De multiples bénéfices.
Outre le fait d'éviter une grossesse, les effets positifs de la contraception sont nombreux. Ils restent pourtant peu connus. «Les méthodes hormonales réduisent, par exemple, la fréquence des infections génitales hautes par leur action sur l'endomètre et sur la glaire cervicale. Elles diminuent aussi le risque d'infertilité ultérieur dû aux salpingites. Elles améliorent la symptomatologie liée aux règles: beaucoup de femmes utilisent une contraception estroprogestative pour réduire le volume de leurs règles. Quant au système intra-utérin hormonal au levonorgestrel (progestatif) , il est aussi indiqué pour le traitement des ménorragies fonctionnelles», assure le Dr Letombe.
Autres bénéfices de la contraception : la réduction de l'acné et de l'hyperpilosité (sous progestatifs à activité antiandrogénique), l'amélioration de la sexualité. Mais aussi la régularisation des cycles et, dans certains cas, la lutte contre le syndrome prémenstruel. Par ailleurs, la contraception hormonale peut agir sur certaines pathologies gynécologiques bénignes. «Le risque d'apparition de kystes ovariens fonctionnels peut être diminué grâce aux estroprogestatifs antigonadotropes. Les contraceptifs peuvent aussi avoir un impact positif sur le volume et l'évolution des fibromes ainsi que sur l'endométriose.»

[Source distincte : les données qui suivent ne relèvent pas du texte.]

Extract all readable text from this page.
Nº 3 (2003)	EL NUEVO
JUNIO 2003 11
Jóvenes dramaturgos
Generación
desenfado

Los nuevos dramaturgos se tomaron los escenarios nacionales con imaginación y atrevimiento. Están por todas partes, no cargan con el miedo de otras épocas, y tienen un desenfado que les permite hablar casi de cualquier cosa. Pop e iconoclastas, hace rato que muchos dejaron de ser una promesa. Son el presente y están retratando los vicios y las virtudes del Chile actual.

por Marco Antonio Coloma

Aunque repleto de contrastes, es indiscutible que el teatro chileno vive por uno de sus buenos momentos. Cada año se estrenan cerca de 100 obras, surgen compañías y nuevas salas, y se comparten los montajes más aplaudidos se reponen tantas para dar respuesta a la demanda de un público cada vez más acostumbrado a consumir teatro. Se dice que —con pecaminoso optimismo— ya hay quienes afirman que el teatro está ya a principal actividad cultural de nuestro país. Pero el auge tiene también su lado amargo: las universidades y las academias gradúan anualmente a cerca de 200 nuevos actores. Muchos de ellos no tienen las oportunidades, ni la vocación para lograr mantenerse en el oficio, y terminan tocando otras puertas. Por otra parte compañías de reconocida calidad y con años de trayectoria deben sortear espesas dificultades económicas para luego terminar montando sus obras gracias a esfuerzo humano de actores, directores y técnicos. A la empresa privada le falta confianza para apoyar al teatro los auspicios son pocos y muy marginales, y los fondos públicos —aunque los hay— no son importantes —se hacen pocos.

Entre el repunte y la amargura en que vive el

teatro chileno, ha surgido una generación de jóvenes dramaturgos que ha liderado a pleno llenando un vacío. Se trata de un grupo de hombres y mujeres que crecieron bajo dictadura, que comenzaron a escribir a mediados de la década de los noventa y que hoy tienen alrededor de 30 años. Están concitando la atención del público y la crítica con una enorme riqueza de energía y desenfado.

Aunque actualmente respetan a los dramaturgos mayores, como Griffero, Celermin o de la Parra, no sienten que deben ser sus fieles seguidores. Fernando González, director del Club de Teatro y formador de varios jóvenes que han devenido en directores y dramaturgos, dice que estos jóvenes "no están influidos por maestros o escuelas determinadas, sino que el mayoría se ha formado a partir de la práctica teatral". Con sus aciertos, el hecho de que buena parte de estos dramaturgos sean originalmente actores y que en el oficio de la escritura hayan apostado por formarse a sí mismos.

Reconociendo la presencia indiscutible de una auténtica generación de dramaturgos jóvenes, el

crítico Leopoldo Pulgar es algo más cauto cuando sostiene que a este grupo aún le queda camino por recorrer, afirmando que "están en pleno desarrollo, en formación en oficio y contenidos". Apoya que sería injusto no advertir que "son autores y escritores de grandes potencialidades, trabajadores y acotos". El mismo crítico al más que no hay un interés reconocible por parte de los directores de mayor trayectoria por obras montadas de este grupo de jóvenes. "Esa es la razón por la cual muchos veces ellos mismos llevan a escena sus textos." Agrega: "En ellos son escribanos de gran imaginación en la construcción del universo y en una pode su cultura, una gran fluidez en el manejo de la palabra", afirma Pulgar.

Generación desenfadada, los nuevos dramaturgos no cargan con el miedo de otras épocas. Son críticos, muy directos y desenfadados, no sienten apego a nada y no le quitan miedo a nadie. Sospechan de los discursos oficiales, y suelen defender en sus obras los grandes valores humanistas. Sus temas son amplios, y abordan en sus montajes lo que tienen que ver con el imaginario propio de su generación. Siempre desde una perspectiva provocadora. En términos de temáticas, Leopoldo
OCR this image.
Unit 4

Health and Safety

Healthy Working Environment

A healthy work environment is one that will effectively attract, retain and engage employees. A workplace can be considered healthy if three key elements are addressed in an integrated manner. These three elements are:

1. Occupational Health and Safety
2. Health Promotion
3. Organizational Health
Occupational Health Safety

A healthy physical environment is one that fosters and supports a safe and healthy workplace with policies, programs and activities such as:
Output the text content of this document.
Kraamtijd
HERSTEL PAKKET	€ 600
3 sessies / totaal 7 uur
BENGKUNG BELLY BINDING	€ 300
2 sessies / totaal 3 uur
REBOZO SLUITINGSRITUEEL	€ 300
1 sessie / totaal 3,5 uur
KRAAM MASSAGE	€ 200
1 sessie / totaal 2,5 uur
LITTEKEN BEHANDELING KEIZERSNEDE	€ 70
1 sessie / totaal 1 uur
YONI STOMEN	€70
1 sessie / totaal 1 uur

Enfin, effet bénéfique de taille : les pilules combinées peuvent réduire le risque de certains cancers. «On parle régulièrement de l'augmentation du risque de cancer du sein ou du col de l'utérus. Mais on ne dit pas assez que la contraception estroprogestative peut réduire le risque de cancer de l'ovaire d'environ 40%. Et cela, pendant les trente ans qui suivent l'arrêt du traitement. De même, ce type de contraception peut réduire de 50% le risque de cancers colo-rectaux et de l'endomètre», conclut le Dr Letombe.
* Bajos Human Reprod 2006 ; 21 : 2862-7.
** Moreau Contraception 2005 (71) 202-7.
« Votre vie, votre corps, votre choix »
Parrainée par la chanteuse et actrice américaine Kelly Osbourne, la 1re Journée mondiale de la contraception prend la forme d'une campagne d'information et de prévention, avec pour slogan « Votre vie, votre corps, votre choix ». Elle est organisée par la Société européenne de contraception (ESC), différentes organisations non gouvernementales, ainsi que par le Laboratoire Bayer Schering Pharma, expert dans le domaine de l'hormonologie. De nombreuses actions sont organisées dans plus de soixante pays (sensibilisation des jeunes dans les collèges, lycées, discothèques...). En France, affiches, brochures, préservatifs et autres supports d'information sont proposés aux professionnels de santé*.
Sur 210 millions de femmes enceintes (déclarées) dans le monde, 80 millions n'ont pas planifié leur grossesse et, parmi ces dernières, 20 millions se font avorter et 68 000 en meurent. En Europe, plus d'une jeune de 15-24 ans sur quatre vit sa première expérience sexuelle sans se protéger.
* Sites Internet : contraceptions.info et your-life.com, en anglais.